Darüber hinaus ist in keiner Weise ersichtlich, warum eine österreichische Verwaltungsbehörde außerhalb des österreichischen Bundesgebietes eine Beweisaufnahmetagsatzung vornehmen sollte.

Zusammenfassend wird daher festgestellt, daß im vorliegenden Fall die Irrtümer des Rechtsvertreters keinen minderen Grad des Versehens darstellen. Nachdem das Verschulden des Vertreters einer Partei an der Fristversäumung bzw am Fernbleiben der Verhandlung dem Verschulden der Partei gleichzustellen ist (vgl VwGH 90/10/0062 vom 26.9.1990 ua), sind im vorliegenden Fall die Voraussetzungen für die Wiedereinsetzung in den vorigen Stand nicht erfüllt, weshalb der Antrag als unbegründet abzuweisen war.

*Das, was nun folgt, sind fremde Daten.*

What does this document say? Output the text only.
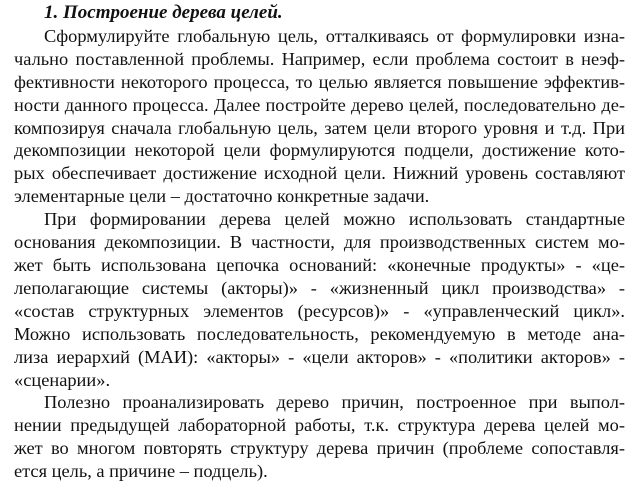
1. Построение дерева целей.

Сформулируйте глобальную цель, отталкиваясь от формулировки изна-
чально поставленной проблемы. Например, если проблема состоит в неэф-
фективности некоторого процесса, то целью является повышение эффектив-
ности данного процесса. Далее постройте дерево целей, последовательно де-
композируя сначала глобальную цель, затем цели второго уровня и т.д. При
декомпозиции некоторой цели формулируются подцели, достижение кото-
рых обеспечивает достижение исходной цели. Нижний уровень составляют
элементарные цели – достаточно конкретные задачи.

При формировании дерева целей можно использовать стандартные
основания декомпозиции. В частности, для производственных систем мо-
жет быть использована цепочка оснований: «конечные продукты» - «це-
леполагающие системы (акторы)» - «жизненный цикл производства» -
«состав структурных элементов (ресурсов)» - «управленческий цикл».
Можно использовать последовательность, рекомендуемую в методе ана-
лиза иерархий (МАИ): «акторы» - «цели акторов» - «политики акторов» -
«сценарии».

Полезно проанализировать дерево причин, построенное при выпол-
нении предыдущей лабораторной работы, т.к. структура дерева целей мо-
жет во многом повторять структуру дерева причин (проблеме сопоставля-
ется цель, а причине – подцель).
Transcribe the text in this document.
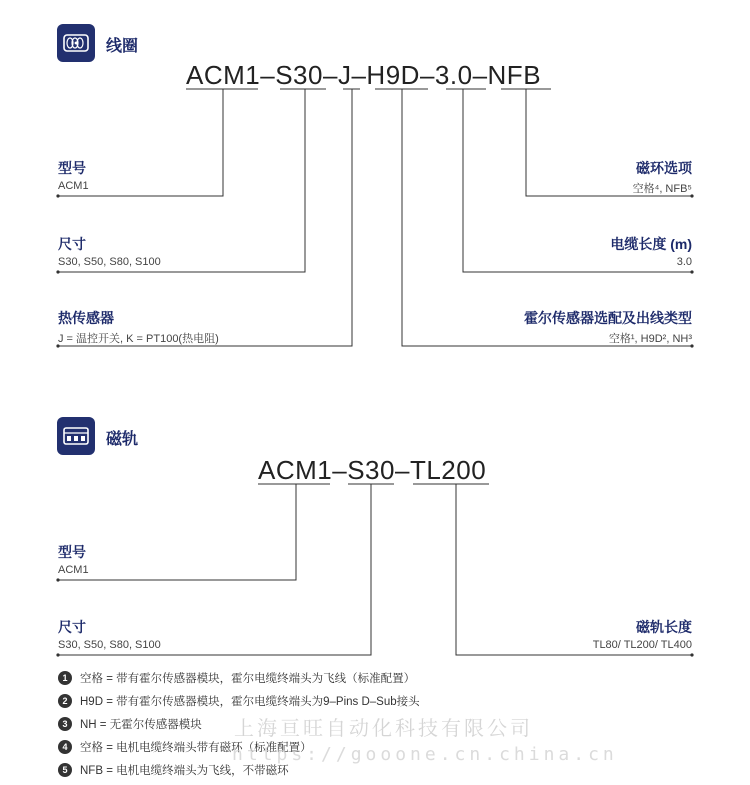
线圈
ACM1–S30–J–H9D–3.0–NFB
型号
ACM1
尺寸
S30, S50, S80, S100
热传感器
J = 温控开关, K = PT100(热电阻)
磁环选项
空格⁴, NFB⁵
电缆长度 (m)
3.0
霍尔传感器选配及出线类型
空格¹, H9D², NH³
磁轨
ACM1–S30–TL200
型号
ACM1
尺寸
S30, S50, S80, S100
磁轨长度
TL80/ TL200/ TL400
1	空格 = 带有霍尔传感器模块，霍尔电缆终端头为飞线（标准配置）
2	H9D = 带有霍尔传感器模块，霍尔电缆终端头为9–Pins D–Sub接头
3	NH = 无霍尔传感器模块
4	空格 = 电机电缆终端头带有磁环（标准配置）
5	NFB = 电机电缆终端头为飞线，不带磁环
上海亘旺自动化科技有限公司
https://gooone.cn.china.cn
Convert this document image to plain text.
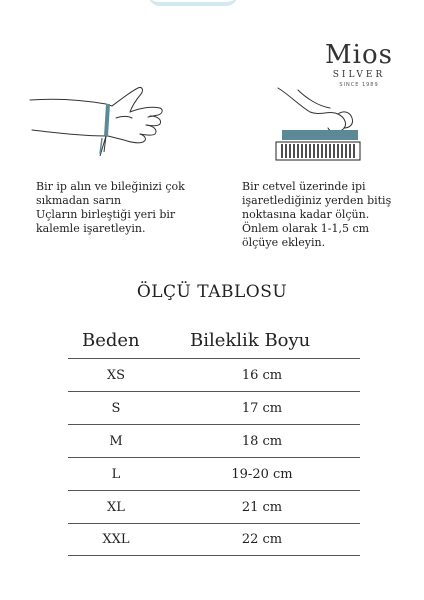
Mios
SILVER
SINCE 1989

Bir ip alın ve bileğinizi çok

sıkmadan sarın

Uçların birleştiği yeri bir

kalemle işaretleyin.

Bir cetvel üzerinde ipi

işaretlediğiniz yerden bitiş

noktasına kadar ölçün.

Önlem olarak 1-1,5 cm

ölçüye ekleyin.

ÖLÇÜ TABLOSU
Beden	Bileklik Boyu
XS	16 cm
S	17 cm
M	18 cm
L	19-20 cm
XL	21 cm
XXL	22 cm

Es war daher spruchgemäß zu entscheiden.

Rechtsmittelbelehrung: Gegen diesen Bescheid ist kein ordentliches Rechtsmittel zulässig. Hinweis: Gegen diesen Bescheid kann innerhalb von sechs Wochen ab seiner Zustellung eine Beschwerde an den Verfassungsgerichtshof oder an den Verwaltungsgerichtshof erhoben werden; diese muß - von gesetzlichen Ausnahmen abgesehen - jeweils von einem Rechtsanwalt unterschrieben sein.